Let $X$ be an equidimensional reduced scheme of finite type over an algebraically closed field $k$. Assume that $X$ has two irreducible components $X_1$ and $X_2$. Assume also that $X_1$ and $X_2$ are nonsingular varieties which meet transversally at $Y := X_1 \cap X_2$, so that $Y$ is a nonsingular variety of codimension $1$ in $X_1$ and in $X_2$. If it helps, we may assume that $Y$ is again irreducible.

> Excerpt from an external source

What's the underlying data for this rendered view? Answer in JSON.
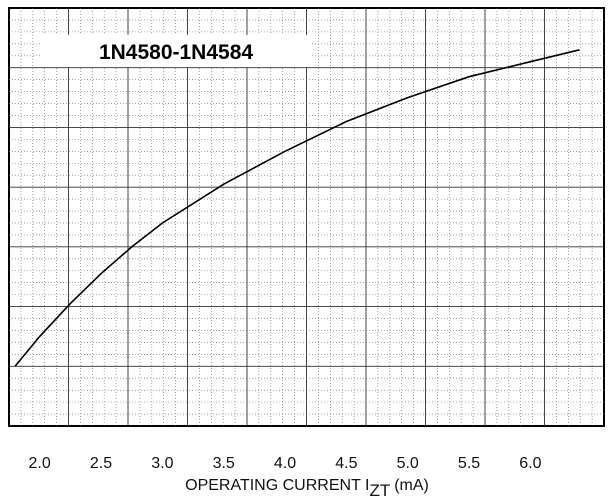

We may consider the two normal bundles $\mathcal N_{Y/X_1}$ and $\mathcal N_{Y/X_2}$, which are actually line bundles on $Y$. Thus, they define elements of $\mathrm{Pic}(Y)$. Are these two elements inverse of eachother? In other words, is the line bundle $\mathcal N_{Y/X_1} \otimes \mathcal N_{Y/X_2}$ isomorphic to $\mathcal O_Y$ ?
No in general. For instance, if $X_i$ are hypersurfaces of degree $d_i$ in the projective space $\mathbb{P}^n$ then $$ \mathcal{N}_{Y/X_1} \cong \mathcal{N}_{X_2/\mathbb{P}^n}\vert_Y \cong \mathcal{O}_Y(d_2) $$ and similarly $\mathcal{N}_{Y/X_2} \cong \mathcal{O}_Y(d_1)$.
If, however, $X = X_1 \cup X_2$ is a fiber of a flat morphism to a curve, then the relation that you want is indeed true.